As global regulators grow concerned about stablecoins’ potential systemic risks, the U.K. is joining efforts to establish targeted regulations for cryptocurrencies pegged to the value of other assets.

Following the collapse of Terra’s algorithmic stablecoin terraUSD (UST), regulators like the Bank of England (BoE) are determined to establish safeguards to protect citizens against future stablecoin collapses.

The BoE is concerned about the increasing integration of stablecoins into the financial system and its potential impact on financial stability. To address this, it plans to establish a regime to monitor stablecoins that could affect the financial system. A consultation on the proposed regulations is expected in the coming weeks.

The BoE’s proposed stablecoin regime includes several key objectives. One such objective is to ensure the return of funds to investors if a large stablecoin issuer collapses. This additional objective aims to give consumers confidence in the stability of stablecoins as a means of payment.

To implement this objective, the BoE is looking to amend the Financial Market Infrastructure Special Administration Regime (FMI SAR) to cover large digital settlement assets, including stablecoins. The FMI SAR acts as an insolvency regime, allowing critical crypto businesses to continue operating to prevent negative financial stability impacts.

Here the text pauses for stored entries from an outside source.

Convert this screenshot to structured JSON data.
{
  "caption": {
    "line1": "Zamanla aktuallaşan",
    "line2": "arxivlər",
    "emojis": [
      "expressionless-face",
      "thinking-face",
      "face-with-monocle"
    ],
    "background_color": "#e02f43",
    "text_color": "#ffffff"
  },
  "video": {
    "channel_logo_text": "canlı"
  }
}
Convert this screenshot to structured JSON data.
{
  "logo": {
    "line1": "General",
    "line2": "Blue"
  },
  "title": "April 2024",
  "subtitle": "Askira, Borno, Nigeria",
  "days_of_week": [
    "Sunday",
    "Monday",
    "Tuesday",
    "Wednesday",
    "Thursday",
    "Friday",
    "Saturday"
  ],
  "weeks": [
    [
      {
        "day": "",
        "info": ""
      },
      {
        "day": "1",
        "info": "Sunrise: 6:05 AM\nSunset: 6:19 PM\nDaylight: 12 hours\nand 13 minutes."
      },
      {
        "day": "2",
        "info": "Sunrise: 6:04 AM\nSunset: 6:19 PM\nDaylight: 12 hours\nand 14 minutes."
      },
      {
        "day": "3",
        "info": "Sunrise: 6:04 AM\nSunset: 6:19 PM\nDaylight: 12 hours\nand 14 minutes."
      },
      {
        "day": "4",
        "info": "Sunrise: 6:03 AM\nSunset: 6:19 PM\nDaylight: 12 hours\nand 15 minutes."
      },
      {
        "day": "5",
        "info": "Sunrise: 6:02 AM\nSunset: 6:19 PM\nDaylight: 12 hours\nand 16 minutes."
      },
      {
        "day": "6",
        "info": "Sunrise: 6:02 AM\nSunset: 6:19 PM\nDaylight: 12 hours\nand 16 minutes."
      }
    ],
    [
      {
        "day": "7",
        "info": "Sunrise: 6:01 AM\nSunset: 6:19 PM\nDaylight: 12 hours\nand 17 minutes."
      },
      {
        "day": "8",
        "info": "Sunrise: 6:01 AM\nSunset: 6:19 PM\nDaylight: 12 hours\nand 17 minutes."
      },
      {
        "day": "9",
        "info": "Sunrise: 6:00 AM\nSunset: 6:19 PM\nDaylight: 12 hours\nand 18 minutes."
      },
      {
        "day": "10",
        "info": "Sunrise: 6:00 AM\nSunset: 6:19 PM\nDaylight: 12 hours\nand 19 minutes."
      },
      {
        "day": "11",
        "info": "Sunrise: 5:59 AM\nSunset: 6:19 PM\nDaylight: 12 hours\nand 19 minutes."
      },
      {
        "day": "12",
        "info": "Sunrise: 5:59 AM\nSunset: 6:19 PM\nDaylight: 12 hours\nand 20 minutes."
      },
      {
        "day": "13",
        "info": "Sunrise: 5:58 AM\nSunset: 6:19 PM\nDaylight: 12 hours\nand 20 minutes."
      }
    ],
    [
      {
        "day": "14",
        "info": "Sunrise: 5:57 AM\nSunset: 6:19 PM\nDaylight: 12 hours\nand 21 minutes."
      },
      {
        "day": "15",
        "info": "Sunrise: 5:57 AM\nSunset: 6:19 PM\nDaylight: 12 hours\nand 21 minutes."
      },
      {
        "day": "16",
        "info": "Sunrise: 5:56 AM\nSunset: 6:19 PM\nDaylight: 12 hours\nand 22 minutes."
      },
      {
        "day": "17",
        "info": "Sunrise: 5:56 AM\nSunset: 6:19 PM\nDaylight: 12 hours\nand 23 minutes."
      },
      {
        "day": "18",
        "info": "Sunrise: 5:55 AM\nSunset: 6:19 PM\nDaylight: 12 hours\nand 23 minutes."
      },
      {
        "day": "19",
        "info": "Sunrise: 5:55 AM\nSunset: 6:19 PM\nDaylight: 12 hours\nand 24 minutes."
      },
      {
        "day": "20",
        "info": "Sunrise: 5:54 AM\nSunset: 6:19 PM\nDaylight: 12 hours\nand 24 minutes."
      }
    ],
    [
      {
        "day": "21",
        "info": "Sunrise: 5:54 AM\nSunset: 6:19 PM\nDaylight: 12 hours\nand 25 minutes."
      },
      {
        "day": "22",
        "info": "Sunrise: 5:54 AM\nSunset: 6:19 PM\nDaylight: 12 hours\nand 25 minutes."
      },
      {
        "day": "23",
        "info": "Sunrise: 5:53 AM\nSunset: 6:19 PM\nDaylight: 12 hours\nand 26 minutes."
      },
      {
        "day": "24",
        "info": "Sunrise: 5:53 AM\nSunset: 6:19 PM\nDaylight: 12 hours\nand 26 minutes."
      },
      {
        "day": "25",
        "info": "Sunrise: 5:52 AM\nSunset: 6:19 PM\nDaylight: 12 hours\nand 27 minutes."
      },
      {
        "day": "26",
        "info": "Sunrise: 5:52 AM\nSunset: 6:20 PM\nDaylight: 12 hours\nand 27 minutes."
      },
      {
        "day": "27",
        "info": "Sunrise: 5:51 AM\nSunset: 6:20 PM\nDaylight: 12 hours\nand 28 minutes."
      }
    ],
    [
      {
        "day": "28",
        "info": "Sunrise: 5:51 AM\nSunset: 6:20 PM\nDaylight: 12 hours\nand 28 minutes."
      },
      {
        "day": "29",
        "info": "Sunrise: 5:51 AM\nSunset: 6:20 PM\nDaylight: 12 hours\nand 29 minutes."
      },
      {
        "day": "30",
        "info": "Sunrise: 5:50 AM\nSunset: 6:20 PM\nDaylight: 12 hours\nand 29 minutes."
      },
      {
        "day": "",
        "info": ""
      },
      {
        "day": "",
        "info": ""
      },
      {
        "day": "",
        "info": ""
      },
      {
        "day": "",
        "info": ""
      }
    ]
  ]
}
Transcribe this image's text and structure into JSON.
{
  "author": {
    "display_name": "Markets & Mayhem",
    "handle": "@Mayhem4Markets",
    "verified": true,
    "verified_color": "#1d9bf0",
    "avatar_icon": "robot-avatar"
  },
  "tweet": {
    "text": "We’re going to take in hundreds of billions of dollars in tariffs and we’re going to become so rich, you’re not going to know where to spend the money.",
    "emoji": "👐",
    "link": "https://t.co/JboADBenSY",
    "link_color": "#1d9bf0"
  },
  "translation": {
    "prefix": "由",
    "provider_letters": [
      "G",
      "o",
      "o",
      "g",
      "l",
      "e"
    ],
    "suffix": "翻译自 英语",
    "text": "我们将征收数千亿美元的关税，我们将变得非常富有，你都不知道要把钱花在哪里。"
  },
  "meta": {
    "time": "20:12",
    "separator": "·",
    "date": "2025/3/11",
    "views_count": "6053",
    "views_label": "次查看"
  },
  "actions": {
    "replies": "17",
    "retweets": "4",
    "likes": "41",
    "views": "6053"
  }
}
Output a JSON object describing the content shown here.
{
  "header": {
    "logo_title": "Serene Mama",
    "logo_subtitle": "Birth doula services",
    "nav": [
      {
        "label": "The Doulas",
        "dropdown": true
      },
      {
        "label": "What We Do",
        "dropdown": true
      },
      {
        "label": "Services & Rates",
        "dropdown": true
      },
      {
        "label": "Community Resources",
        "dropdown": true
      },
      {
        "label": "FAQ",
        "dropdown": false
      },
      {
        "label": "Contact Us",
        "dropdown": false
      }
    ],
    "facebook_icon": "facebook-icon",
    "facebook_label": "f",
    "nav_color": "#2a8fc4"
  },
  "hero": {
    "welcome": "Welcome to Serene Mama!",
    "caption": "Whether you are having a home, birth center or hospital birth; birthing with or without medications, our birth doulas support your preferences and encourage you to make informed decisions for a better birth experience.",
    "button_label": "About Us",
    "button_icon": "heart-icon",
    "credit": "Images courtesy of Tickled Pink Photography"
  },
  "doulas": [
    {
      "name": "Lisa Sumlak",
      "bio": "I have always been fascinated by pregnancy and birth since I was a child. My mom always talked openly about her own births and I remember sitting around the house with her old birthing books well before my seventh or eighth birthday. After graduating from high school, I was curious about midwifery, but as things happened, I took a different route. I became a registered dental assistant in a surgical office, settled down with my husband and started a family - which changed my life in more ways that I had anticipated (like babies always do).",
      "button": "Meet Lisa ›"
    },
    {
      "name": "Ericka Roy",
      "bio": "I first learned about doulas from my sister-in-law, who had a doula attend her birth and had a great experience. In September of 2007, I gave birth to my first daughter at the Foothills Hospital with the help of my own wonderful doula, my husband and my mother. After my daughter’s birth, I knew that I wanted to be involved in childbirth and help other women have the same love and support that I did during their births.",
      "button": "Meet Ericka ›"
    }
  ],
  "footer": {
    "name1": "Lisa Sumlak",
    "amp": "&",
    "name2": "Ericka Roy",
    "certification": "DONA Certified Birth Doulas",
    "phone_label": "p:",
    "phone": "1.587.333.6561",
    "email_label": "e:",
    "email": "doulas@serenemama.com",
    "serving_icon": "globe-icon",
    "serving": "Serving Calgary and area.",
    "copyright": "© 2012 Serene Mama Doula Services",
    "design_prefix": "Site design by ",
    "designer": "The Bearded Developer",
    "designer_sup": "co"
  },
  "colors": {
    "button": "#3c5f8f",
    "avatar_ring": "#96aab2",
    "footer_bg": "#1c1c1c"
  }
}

However, ensuring the return of funds to customers in the event of a stablecoin issuer’s collapse may pose significant challenges. The lack of ownership details on underlying ledgers and the pseudo-anonymous nature of blockchain technology could complicate efforts to return funds to affected investors.

Despite these challenges, the BoE’s stablecoin regime aims to allow systemic stablecoin providers to continue operating during a crisis while ensuring that consumers are protected. As stablecoin adoption grows, regulators take preemptive measures to mitigate potential systemic risks associated with stablecoins and digital settlement assets.